El objetivo de Manuel Valls era que el alcalde de Barcelona no fuera independentista y lo consiguió. Por eso es vergonzoso que desde Catalunya nos empeñemos en poner el dedo en la llaga de su fracaso en las legislativas francesas: para ahorrarnos la admisión de sus legítimas victorias. Valls es un ejemplo más de cómo los catalanes utilizamos las derrotas ajenas para curar las heridas de nuestras propias derrotas y de cómo utilizamos el humor para poner distancia entre aquello en que consideramos que España hace el ridículo y el hecho de que todavía seamos incapaces de liberarnos, convirtiéndonos en doblemente ridículos. Somos el tipo de gente que llena Twitter de memes del estado ocupante porque, desde el pedestal de nuestra superioridad moral, nos negamos a entender que sus vergüenzas son también las nuestras.
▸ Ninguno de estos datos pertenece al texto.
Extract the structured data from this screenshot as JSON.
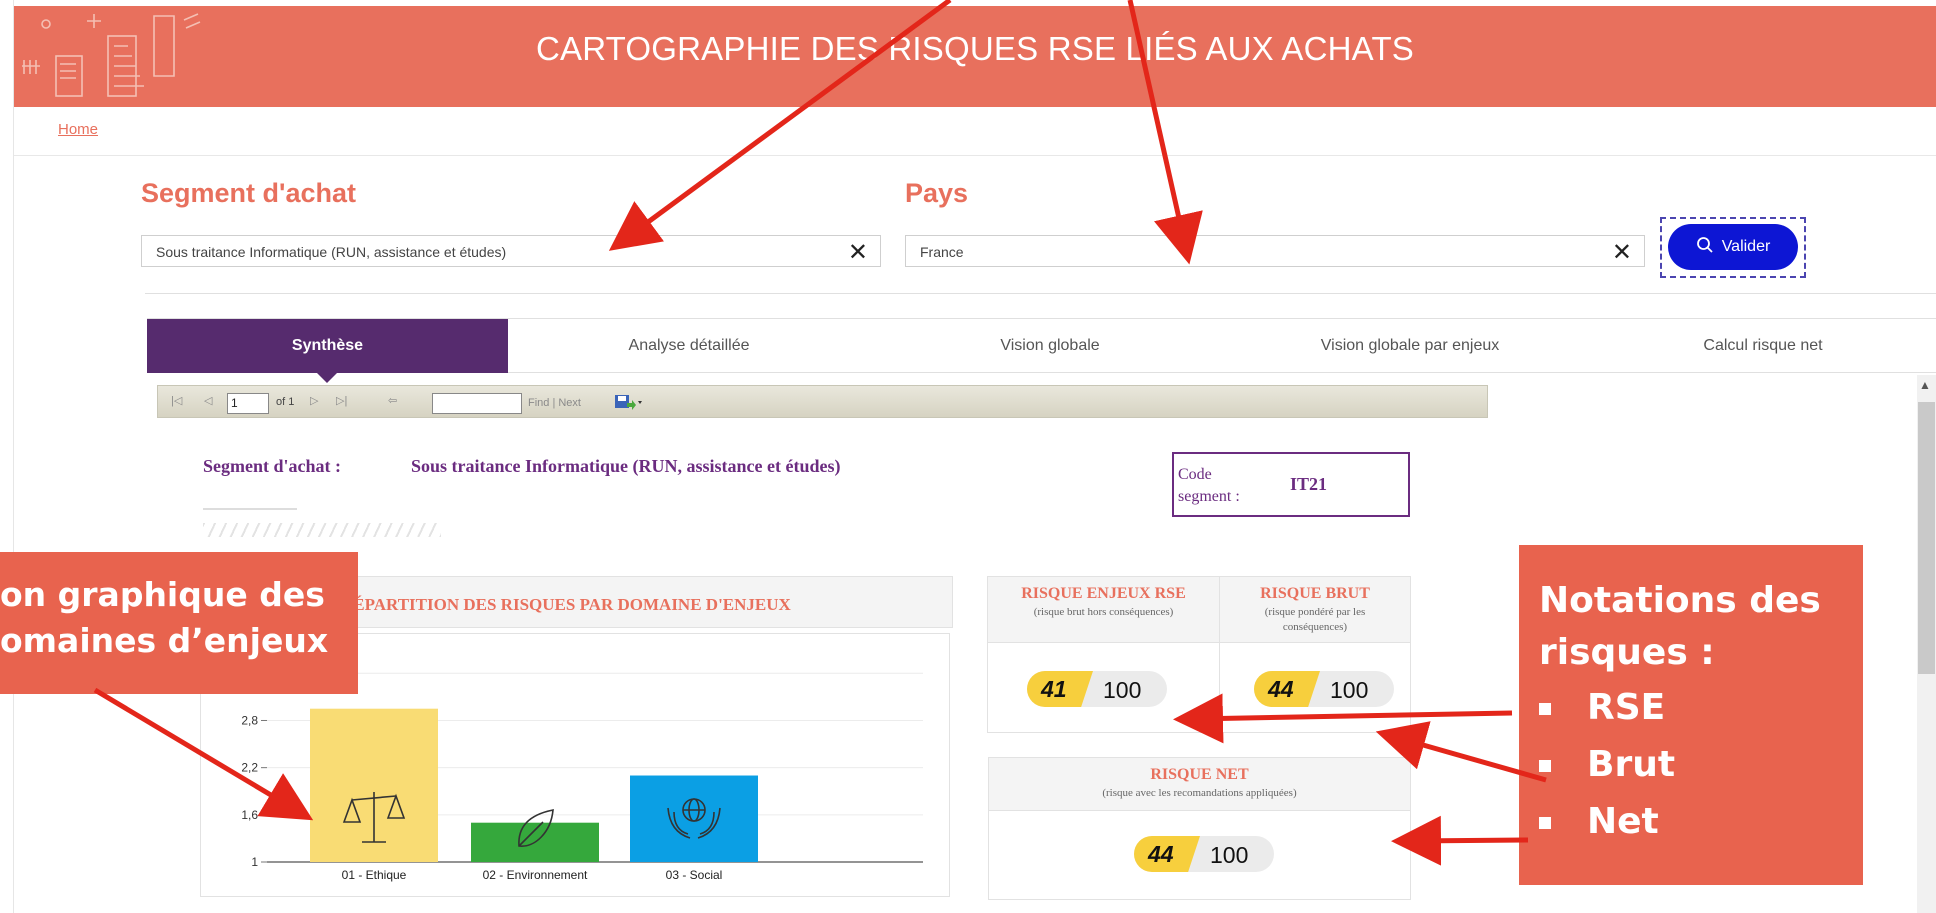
{
  "header": {
    "title": "CARTOGRAPHIE DES RISQUES RSE LIÉS AUX ACHATS"
  },
  "breadcrumb": {
    "home": "Home"
  },
  "filters": {
    "segment_label": "Segment d'achat",
    "segment_value": "Sous traitance Informatique (RUN, assistance et études)",
    "pays_label": "Pays",
    "pays_value": "France",
    "clear_symbol": "✕",
    "valider_label": "Valider"
  },
  "tabs": [
    {
      "label": "Synthèse",
      "active": true
    },
    {
      "label": "Analyse détaillée",
      "active": false
    },
    {
      "label": "Vision globale",
      "active": false
    },
    {
      "label": "Vision globale par enjeux",
      "active": false
    },
    {
      "label": "Calcul risque net",
      "active": false
    }
  ],
  "report_toolbar": {
    "page": "1",
    "of_label": "of 1",
    "find_label": "Find | Next"
  },
  "report": {
    "segment_label": "Segment d'achat :",
    "segment_value": "Sous traitance Informatique (RUN, assistance et études)",
    "code_label": "Code segment :",
    "code_value": "IT21",
    "chart_title": "RÉPARTITION DES RISQUES PAR DOMAINE D'ENJEUX"
  },
  "chart_data": {
    "type": "bar",
    "title": "RÉPARTITION DES RISQUES PAR DOMAINE D'ENJEUX",
    "categories": [
      "01 - Ethique",
      "02 - Environnement",
      "03 - Social"
    ],
    "values": [
      2.95,
      1.5,
      2.1
    ],
    "colors": [
      "#f9dc74",
      "#35a83c",
      "#0b9fe4"
    ],
    "icons": [
      "scales-icon",
      "leaf-icon",
      "globe-hands-icon"
    ],
    "yticks": [
      "1",
      "1,6",
      "2,2",
      "2,8",
      "3,4"
    ],
    "ylim": [
      1,
      3.9
    ]
  },
  "scores": {
    "rse": {
      "title": "RISQUE ENJEUX RSE",
      "subtitle": "(risque brut hors conséquences)",
      "value": "41",
      "max": "100"
    },
    "brut": {
      "title": "RISQUE BRUT",
      "subtitle": "(risque pondéré par les conséquences)",
      "value": "44",
      "max": "100"
    },
    "net": {
      "title": "RISQUE NET",
      "subtitle": "(risque avec les recomandations appliquées)",
      "value": "44",
      "max": "100"
    }
  },
  "annotations": {
    "left": [
      "on graphique des",
      "omaines d’enjeux"
    ],
    "right_title": [
      "Notations des",
      "risques :"
    ],
    "right_items": [
      "RSE",
      "Brut",
      "Net"
    ]
  },
  "colors": {
    "brand": "#e8705d",
    "tab_active": "#562b6e",
    "button": "#0d16d4",
    "arrow": "#e3261a"
  }
}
Cada vez que creemos que los ridículos españoles nos legitiman o nos convierten en vencedores, huimos de la responsabilidad colectiva de liberarnos

Valls ha fracasado en Francia, pero Barcelona no tiene un alcalde independentista. Ada Colau dejó Twitter con el rabo entre las patas, pero vuelve a presentarse y, con un poco de suerte, caerán cuatro añitos más de comuns en el gobierno de la ciudad. Ciudadanos tiene seis diputados en el Parlament, pero con esos seis le ha bastado para forzar a Junts y ERC a pactar con el PSC y los comuns el fin de la inmersión lingüística formal con la excusa de que "curricular no quiere decir vehicular". El auto del TSJC en el que se ordena aplicar el 25% de castellano en las aulas está lleno de faltas ortográficas, pero las horas de catalán de tu hijo, que consume youtubers en castellano, ya las han recortado. Al ejército español se le estampan los paracaidistas en las farolas, pero tienen un ejército con soldados paracaidistas. "¿Y la europea?": nos hizo tanta gracia el ridículo de Rajoy, pero Europa lo ha permitido todo. Somos negacionistas de los fiascos porque cargamos un peso histórico que nos deja el ego lastimado y recubrimos cada derrota con una película de ingenio e ironía para protegernos de aquellas verdades que nos lo lastiman más.

Esta actitud de cuñado gracioso es raíz y consecuencia de un mundo imaginario en el que lo que está bien vence a aquello que tiene la fuerza para vencer, donde tener razón es más importante que entender cómo funciona el poder, y ser incapaz de conseguir algo que te acerque a tus objetivos se redime por las incapacidades de quien te los niega. Es la mentira perfecta para no tener que hacer aquello que dices querer hacer porque en este mundo inventado todo acaba cayendo por su propio peso y ser paciente es más útil que ser audaz, aunque estés en caída libre mientras practicas la paciencia. Es la estrategia de quien rehúye la realidad porque prefiere vender que la política y las naciones funcionan con los astros, como el horóscopo, pero en el fondo sólo simula acorazarse con los escudos como una legión romana porque dejarse tocar visiblemente el nervio del amor propio otra vez lo empujaría a una confrontación de la cual no quiere pagar el precio. El problema de este autoengaño es que no protege del sedimento psicológico y espiritual que supone acumular fracasos, sólo priva de la base necesaria para atreverse a leer los hechos y estar dispuesto a asumir las consecuencias. Cada vez que creemos que los ridículos españoles nos legitiman o nos convierten en vencedores, huimos de la responsabilidad colectiva de liberarnos, porque pensamos que la razón lo hará autónomamente y le confiamos nuestras derrotas. Manuel Valls ha perdido las elecciones legislativas francesas y Barcelona tiene una alcaldesa española.